Recalling the statement that IT wouldn’t buy anything other than IBM for fear that they would get in trouble simply because the brand and products were so trustworthy. I see the same consumer mentality in Apple customers. Only it may not stay that way forever due to market maturity and fragmentation.
Just thinking out loud of course.
How is the next 25+ years about bringing computing to the masses? Lots of people had computers in their homes in the 1980s.
That was a very small part of the market and mostly US during that time period. There are still many, many, billions of people who still don’t have computers of any kind. Smartphones, tablets, PC’s, connected TV’s etc will all start getting to billions of people for the first times and then some over the next 25+ years.
We still have a long long way to go.
Appreciated. Thanks.
“First of all this industry (the computer industry), quite frankly, is not old enough to assume that history is cyclical. In fact, the majority of this industry’s computing history has been in the enterprise. Only in the past 5 years or so, I would argue, have we moved to a mature consumer market in personal computers.”
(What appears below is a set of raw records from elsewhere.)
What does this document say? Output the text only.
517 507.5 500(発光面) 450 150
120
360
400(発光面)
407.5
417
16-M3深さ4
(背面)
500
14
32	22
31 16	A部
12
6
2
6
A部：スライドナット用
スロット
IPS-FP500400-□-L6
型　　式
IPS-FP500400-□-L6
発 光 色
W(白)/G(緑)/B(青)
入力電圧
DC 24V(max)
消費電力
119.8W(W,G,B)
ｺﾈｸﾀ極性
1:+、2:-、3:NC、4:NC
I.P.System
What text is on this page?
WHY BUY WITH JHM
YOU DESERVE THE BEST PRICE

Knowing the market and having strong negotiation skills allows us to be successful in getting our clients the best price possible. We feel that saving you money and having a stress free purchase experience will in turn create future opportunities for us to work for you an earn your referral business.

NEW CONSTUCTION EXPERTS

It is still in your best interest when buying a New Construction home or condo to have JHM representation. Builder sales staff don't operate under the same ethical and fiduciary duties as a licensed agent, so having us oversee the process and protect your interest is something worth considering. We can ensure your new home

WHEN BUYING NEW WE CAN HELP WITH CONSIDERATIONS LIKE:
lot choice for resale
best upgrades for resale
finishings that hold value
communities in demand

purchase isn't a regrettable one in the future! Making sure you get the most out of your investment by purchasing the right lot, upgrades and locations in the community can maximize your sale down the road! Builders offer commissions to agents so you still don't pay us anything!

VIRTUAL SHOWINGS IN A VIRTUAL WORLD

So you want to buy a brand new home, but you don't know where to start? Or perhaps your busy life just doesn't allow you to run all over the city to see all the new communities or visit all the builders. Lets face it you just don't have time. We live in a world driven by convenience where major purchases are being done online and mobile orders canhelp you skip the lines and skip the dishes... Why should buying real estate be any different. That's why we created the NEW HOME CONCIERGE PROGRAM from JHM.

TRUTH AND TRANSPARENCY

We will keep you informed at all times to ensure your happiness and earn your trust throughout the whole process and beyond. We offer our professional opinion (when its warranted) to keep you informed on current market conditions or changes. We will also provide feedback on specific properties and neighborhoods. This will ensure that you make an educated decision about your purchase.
That’s one of the smartest things I’ve seen written by any blogger, analyst, or commentator to date.
Joe
Thanks Joe!
Compelling piece – congratulations! One important difference between autos and PCs/phones is the time in market maturity at which China became the number one consuming geography of the “device” (now true in both PCs and smartphones). I expect we will see competitive forces swing to the experiential demands of a Chinese consumer more dramatically than in the automobile industry. Thoughts?
The past two years I have been studying China in depth. Although I point out parallels in autos and PC there are also differences. One of the things that I am noticing is that just as fragmented are US consumers and their mentality / personal preferences, so will be the Chinese. To be honest their interests may be very different.
What may end up happening is that vendors have regional strategies with their product portfolios. This would mean a slightly more complex supply chain but to cater to the unique needs of each region this may be necessary.
Basically what I am saying is that it is possible that the same product won’t work in every region. We will see how it plays out but Asia will be the largest market for consumer electronics by at least double. It will just take a little longer to mature.